Bericht voor thuisblijvers, 8 augustus

,

Kees van Keulen

Ik kom uit een degelijk gereformeerd gezin. Twee keer per zondag naar de kerk. Bij iedere maaltijd tweemaal gebed en Bijbellezing. De zondagsrust werd in acht genomen; was overigens zo gek nog niet! Iedere week catechisatie, waarbij na afloop iedereen van ds. Veenhuizen een hand kreeg. Wij knepen zo hard mogelijk. Stukken van de Heidelbergse Catechismus heb ik uit het hoofd geleerd, maar daar zat inmiddels de klad in. Ook zijn er veel verzen van de oude Psalmberijming ingestampt, op de 2e Da-Costaschool. Ik zat eerst op de GJO-club Jonathan en later op de jeugdverening’ Saevis Tranquillus in Undis’. Wat een onzin heb ik in inleidingen opgeschreven!

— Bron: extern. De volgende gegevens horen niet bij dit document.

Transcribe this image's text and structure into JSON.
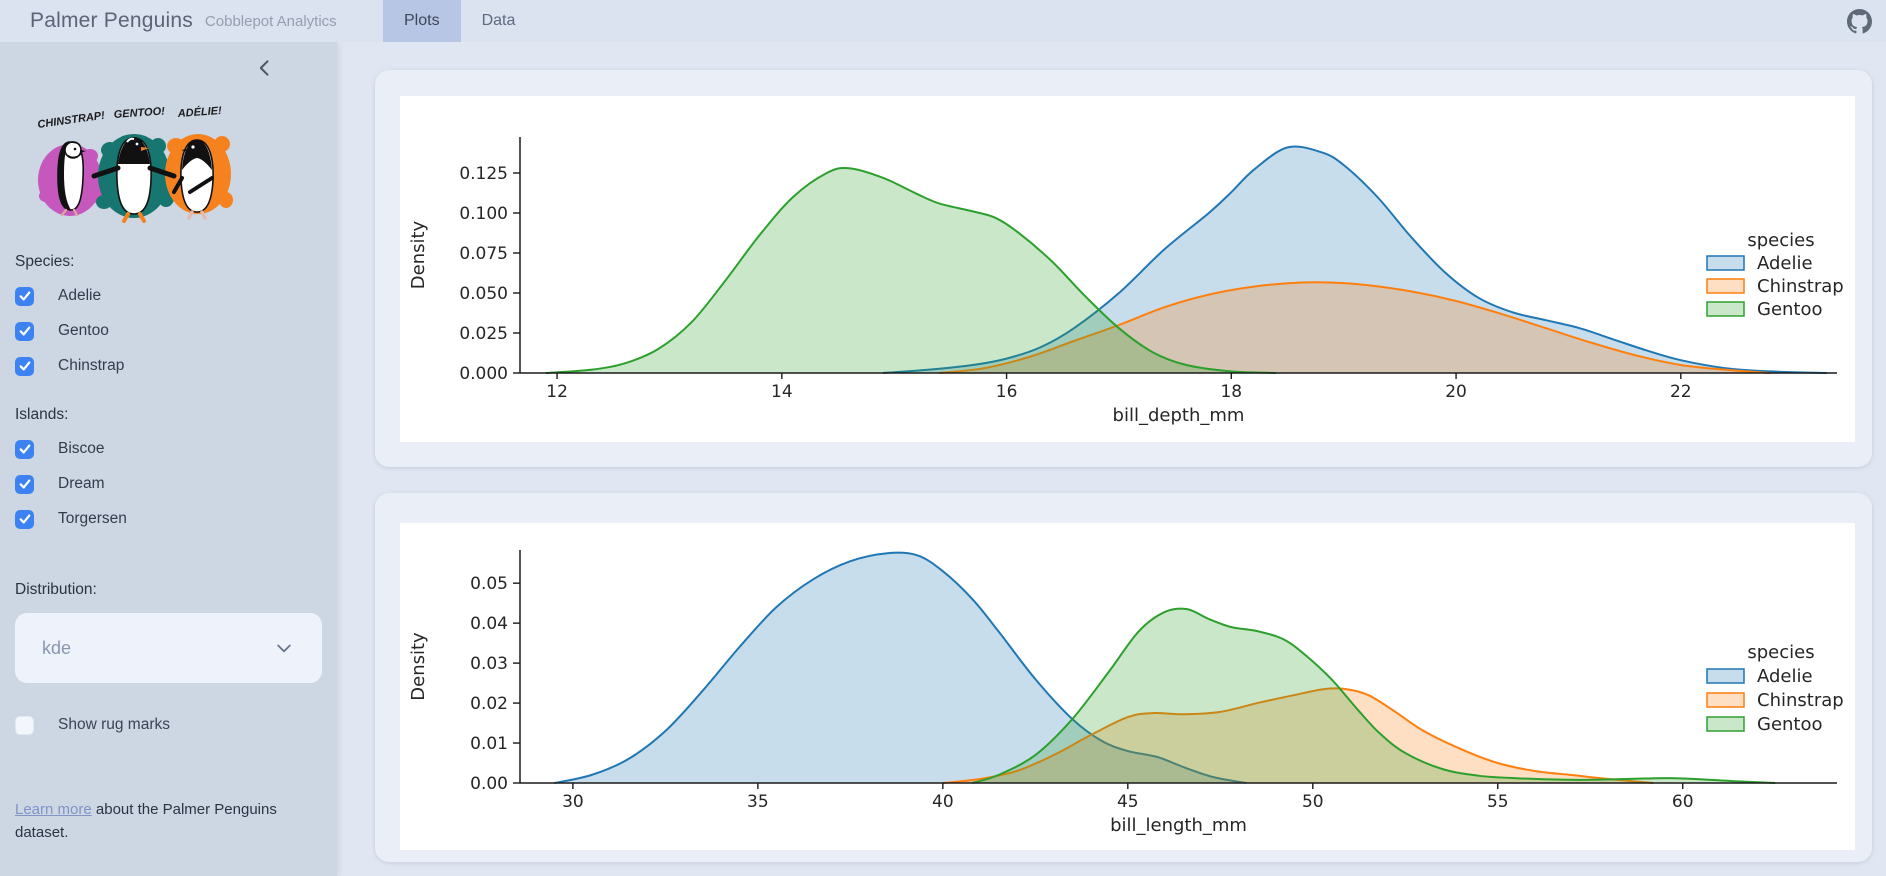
{
  "header": {
    "title": "Palmer Penguins",
    "subtitle": "Cobblepot Analytics",
    "tabs": [
      {
        "label": "Plots",
        "active": true
      },
      {
        "label": "Data",
        "active": false
      }
    ]
  },
  "sidebar": {
    "artwork_labels": [
      "CHINSTRAP!",
      "GENTOO!",
      "ADÉLIE!"
    ],
    "artwork_colors": [
      "#c557bd",
      "#17766f",
      "#f6821f"
    ],
    "species_label": "Species:",
    "species_options": [
      {
        "label": "Adelie",
        "checked": true
      },
      {
        "label": "Gentoo",
        "checked": true
      },
      {
        "label": "Chinstrap",
        "checked": true
      }
    ],
    "islands_label": "Islands:",
    "islands_options": [
      {
        "label": "Biscoe",
        "checked": true
      },
      {
        "label": "Dream",
        "checked": true
      },
      {
        "label": "Torgersen",
        "checked": true
      }
    ],
    "distribution_label": "Distribution:",
    "distribution_value": "kde",
    "rug_label": "Show rug marks",
    "rug_checked": false,
    "footer_link": "Learn more",
    "footer_text": " about the Palmer Penguins dataset."
  },
  "colors": {
    "checkbox_accent": "#3d82f2",
    "adelie": "#1f77b4",
    "chinstrap": "#ff7f0e",
    "gentoo": "#2ca02c",
    "header_bg": "#dbe2f0",
    "sidebar_bg": "#cdd6e3",
    "active_tab_bg": "#b7c6e5"
  },
  "chart_data": [
    {
      "type": "area",
      "kind": "kde",
      "xlabel": "bill_depth_mm",
      "ylabel": "Density",
      "xlim": [
        11.67,
        23.39
      ],
      "ylim": [
        0,
        0.1475
      ],
      "grid": false,
      "xticks": {
        "values": [
          12,
          14,
          16,
          18,
          20,
          22
        ],
        "labels": [
          "12",
          "14",
          "16",
          "18",
          "20",
          "22"
        ]
      },
      "yticks": {
        "values": [
          0,
          0.025,
          0.05,
          0.075,
          0.1,
          0.125
        ],
        "labels": [
          "0.000",
          "0.025",
          "0.050",
          "0.075",
          "0.100",
          "0.125"
        ]
      },
      "legend": {
        "title": "species",
        "position": "right",
        "entries": [
          "Adelie",
          "Chinstrap",
          "Gentoo"
        ]
      },
      "series": [
        {
          "name": "Adelie",
          "color": "#1f77b4",
          "x": [
            14.9,
            15.3,
            15.7,
            16.0,
            16.3,
            16.6,
            17.0,
            17.4,
            17.8,
            18.0,
            18.2,
            18.5,
            18.8,
            19.0,
            19.3,
            19.6,
            19.9,
            20.2,
            20.5,
            20.8,
            21.1,
            21.4,
            21.7,
            22.0,
            22.4,
            22.8,
            23.3
          ],
          "y": [
            0.0,
            0.002,
            0.005,
            0.009,
            0.016,
            0.028,
            0.05,
            0.077,
            0.1,
            0.113,
            0.127,
            0.141,
            0.138,
            0.13,
            0.11,
            0.085,
            0.063,
            0.047,
            0.038,
            0.033,
            0.028,
            0.021,
            0.014,
            0.008,
            0.003,
            0.001,
            0.0
          ]
        },
        {
          "name": "Chinstrap",
          "color": "#ff7f0e",
          "x": [
            15.4,
            15.8,
            16.2,
            16.6,
            17.0,
            17.4,
            17.8,
            18.2,
            18.6,
            18.9,
            19.2,
            19.6,
            20.0,
            20.4,
            20.8,
            21.2,
            21.6,
            22.0,
            22.4,
            22.8
          ],
          "y": [
            0.0,
            0.003,
            0.01,
            0.02,
            0.03,
            0.041,
            0.049,
            0.054,
            0.0565,
            0.0565,
            0.055,
            0.051,
            0.045,
            0.037,
            0.028,
            0.019,
            0.011,
            0.005,
            0.002,
            0.0
          ]
        },
        {
          "name": "Gentoo",
          "color": "#2ca02c",
          "x": [
            11.9,
            12.3,
            12.6,
            12.9,
            13.2,
            13.5,
            13.8,
            14.1,
            14.4,
            14.6,
            14.9,
            15.2,
            15.4,
            15.7,
            15.9,
            16.1,
            16.4,
            16.7,
            17.0,
            17.3,
            17.6,
            18.0,
            18.4
          ],
          "y": [
            0.0,
            0.002,
            0.006,
            0.015,
            0.032,
            0.058,
            0.086,
            0.11,
            0.125,
            0.128,
            0.122,
            0.112,
            0.106,
            0.101,
            0.097,
            0.088,
            0.07,
            0.048,
            0.028,
            0.013,
            0.005,
            0.001,
            0.0
          ]
        }
      ]
    },
    {
      "type": "area",
      "kind": "kde",
      "xlabel": "bill_length_mm",
      "ylabel": "Density",
      "xlim": [
        28.57,
        64.17
      ],
      "ylim": [
        0,
        0.0583
      ],
      "grid": false,
      "xticks": {
        "values": [
          30,
          35,
          40,
          45,
          50,
          55,
          60
        ],
        "labels": [
          "30",
          "35",
          "40",
          "45",
          "50",
          "55",
          "60"
        ]
      },
      "yticks": {
        "values": [
          0,
          0.01,
          0.02,
          0.03,
          0.04,
          0.05
        ],
        "labels": [
          "0.00",
          "0.01",
          "0.02",
          "0.03",
          "0.04",
          "0.05"
        ]
      },
      "legend": {
        "title": "species",
        "position": "right",
        "entries": [
          "Adelie",
          "Chinstrap",
          "Gentoo"
        ]
      },
      "series": [
        {
          "name": "Adelie",
          "color": "#1f77b4",
          "x": [
            29.5,
            30.5,
            31.5,
            32.5,
            33.5,
            34.5,
            35.5,
            36.5,
            37.5,
            38.5,
            39.3,
            40.0,
            40.8,
            41.5,
            42.5,
            43.5,
            44.3,
            45.0,
            45.8,
            46.5,
            47.3,
            48.2
          ],
          "y": [
            0.0,
            0.002,
            0.006,
            0.013,
            0.023,
            0.034,
            0.044,
            0.051,
            0.0555,
            0.0575,
            0.057,
            0.053,
            0.046,
            0.038,
            0.026,
            0.016,
            0.0105,
            0.008,
            0.0065,
            0.004,
            0.0015,
            0.0
          ]
        },
        {
          "name": "Chinstrap",
          "color": "#ff7f0e",
          "x": [
            40.0,
            41.0,
            42.0,
            43.0,
            44.0,
            45.0,
            45.7,
            46.5,
            47.5,
            48.5,
            49.5,
            50.3,
            50.9,
            51.5,
            52.2,
            53.0,
            54.0,
            55.0,
            56.0,
            57.0,
            58.0,
            59.2
          ],
          "y": [
            0.0,
            0.001,
            0.003,
            0.007,
            0.012,
            0.0165,
            0.0175,
            0.0172,
            0.0178,
            0.02,
            0.022,
            0.0235,
            0.0235,
            0.022,
            0.018,
            0.013,
            0.0085,
            0.005,
            0.003,
            0.002,
            0.001,
            0.0
          ]
        },
        {
          "name": "Gentoo",
          "color": "#2ca02c",
          "x": [
            40.8,
            41.5,
            42.5,
            43.5,
            44.5,
            45.3,
            46.0,
            46.6,
            47.2,
            47.8,
            48.5,
            49.2,
            49.8,
            50.5,
            51.2,
            51.8,
            52.5,
            53.5,
            54.5,
            55.5,
            57.0,
            58.5,
            59.8,
            61.5,
            62.5
          ],
          "y": [
            0.0,
            0.002,
            0.007,
            0.016,
            0.028,
            0.038,
            0.0428,
            0.0435,
            0.041,
            0.039,
            0.038,
            0.036,
            0.032,
            0.026,
            0.0185,
            0.0125,
            0.0075,
            0.0035,
            0.0018,
            0.0012,
            0.0008,
            0.001,
            0.0012,
            0.0004,
            0.0
          ]
        }
      ]
    }
  ]
}
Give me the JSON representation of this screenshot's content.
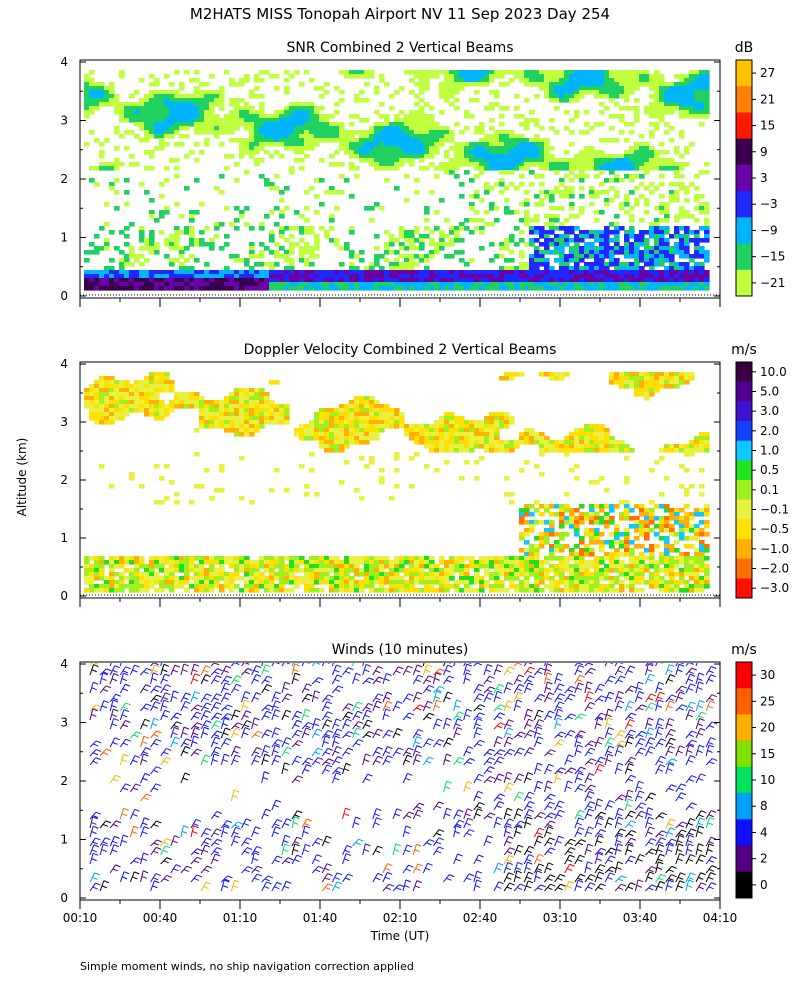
{
  "figure": {
    "title": "M2HATS MISS Tonopah Airport NV  11 Sep 2023 Day 254",
    "ylabel": "Altitude (km)",
    "xlabel": "Time (UT)",
    "footnote": "Simple moment winds, no ship navigation correction applied"
  },
  "chart_data": [
    {
      "type": "heatmap",
      "title": "SNR Combined 2 Vertical Beams",
      "xlabel": "Time (UT)",
      "ylabel": "Altitude (km)",
      "x_ticks": [
        "00:10",
        "00:40",
        "01:10",
        "01:40",
        "02:10",
        "02:40",
        "03:10",
        "03:40",
        "04:10"
      ],
      "y_ticks": [
        "0",
        "1",
        "2",
        "3",
        "4"
      ],
      "ylim": [
        0,
        4
      ],
      "colorbar": {
        "unit": "dB",
        "labels": [
          "27",
          "21",
          "15",
          "9",
          "3",
          "−3",
          "−9",
          "−15",
          "−21"
        ],
        "colors": [
          "#ffc000",
          "#ff8000",
          "#ff1a00",
          "#3a0050",
          "#6a00a8",
          "#1e28ff",
          "#00b4ff",
          "#20d060",
          "#c0ff40"
        ]
      },
      "layers": [
        {
          "alt_km": [
            0.1,
            0.5
          ],
          "snr_db": [
            3,
            12
          ],
          "note_time": "00:10–01:20"
        },
        {
          "alt_km": [
            0.4,
            0.8
          ],
          "snr_db": [
            -9,
            3
          ],
          "note_time": "01:20–04:10"
        },
        {
          "alt_km": [
            2.3,
            3.9
          ],
          "snr_db": [
            -21,
            -9
          ],
          "note_time": "00:10–04:10"
        }
      ]
    },
    {
      "type": "heatmap",
      "title": "Doppler Velocity Combined 2 Vertical Beams",
      "xlabel": "Time (UT)",
      "ylabel": "Altitude (km)",
      "x_ticks": [
        "00:10",
        "00:40",
        "01:10",
        "01:40",
        "02:10",
        "02:40",
        "03:10",
        "03:40",
        "04:10"
      ],
      "y_ticks": [
        "0",
        "1",
        "2",
        "3",
        "4"
      ],
      "ylim": [
        0,
        4
      ],
      "colorbar": {
        "unit": "m/s",
        "labels": [
          "10.0",
          "5.0",
          "3.0",
          "2.0",
          "1.0",
          "0.5",
          "0.1",
          "−0.1",
          "−0.5",
          "−1.0",
          "−2.0",
          "−3.0"
        ],
        "colors": [
          "#3a0040",
          "#500090",
          "#4010d0",
          "#1040ff",
          "#10c8ff",
          "#20e020",
          "#a0f020",
          "#e8f040",
          "#ffe000",
          "#ffb000",
          "#ff7000",
          "#ff1000"
        ]
      }
    },
    {
      "type": "scatter",
      "title": "Winds (10 minutes)",
      "xlabel": "Time (UT)",
      "ylabel": "Altitude (km)",
      "x_ticks": [
        "00:10",
        "00:40",
        "01:10",
        "01:40",
        "02:10",
        "02:40",
        "03:10",
        "03:40",
        "04:10"
      ],
      "y_ticks": [
        "0",
        "1",
        "2",
        "3",
        "4"
      ],
      "ylim": [
        0,
        4
      ],
      "colorbar": {
        "unit": "m/s",
        "labels": [
          "30",
          "25",
          "20",
          "15",
          "10",
          "8",
          "4",
          "2",
          "0"
        ],
        "colors": [
          "#ff0000",
          "#ff6000",
          "#ffb000",
          "#80e000",
          "#00e060",
          "#00a0ff",
          "#1010ff",
          "#500080",
          "#000000"
        ]
      }
    }
  ]
}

Ik, en dat geldt ook voor mijn zusters en broers, heb er geen ‘vieze smaak’ aan overgehouden. Je wist niet beter, het gaf nauwelijks conflict, en er was genoeg mogelijk. Ik geloof niet dat ik er slechter van ben geworden, maar sta er inmiddels op afstand van. Mijn geloof bestaat niet uit antwoorden, maar uit vragen.

Bij ons thuis werd veel orgel (harmonium) gespeeld. Ik ben daar pas later, op m’n 21e mee begonnen (en de enige die ermee is doorgegaan). De enkele keer dat ik iets aan het geloof beleef, zit ik achter het orgel. Dan worden er kennelijk diepere lagen aangeboord. ‘Een voertuig van geloof’ noemde een broer het. Misschien is orgelspelen daarom belangrijk voor mij. Soms denk ik, als ik Bach hoor: ‘Ik zou er haast een gelovige van worden’. Vrucht van de wortels?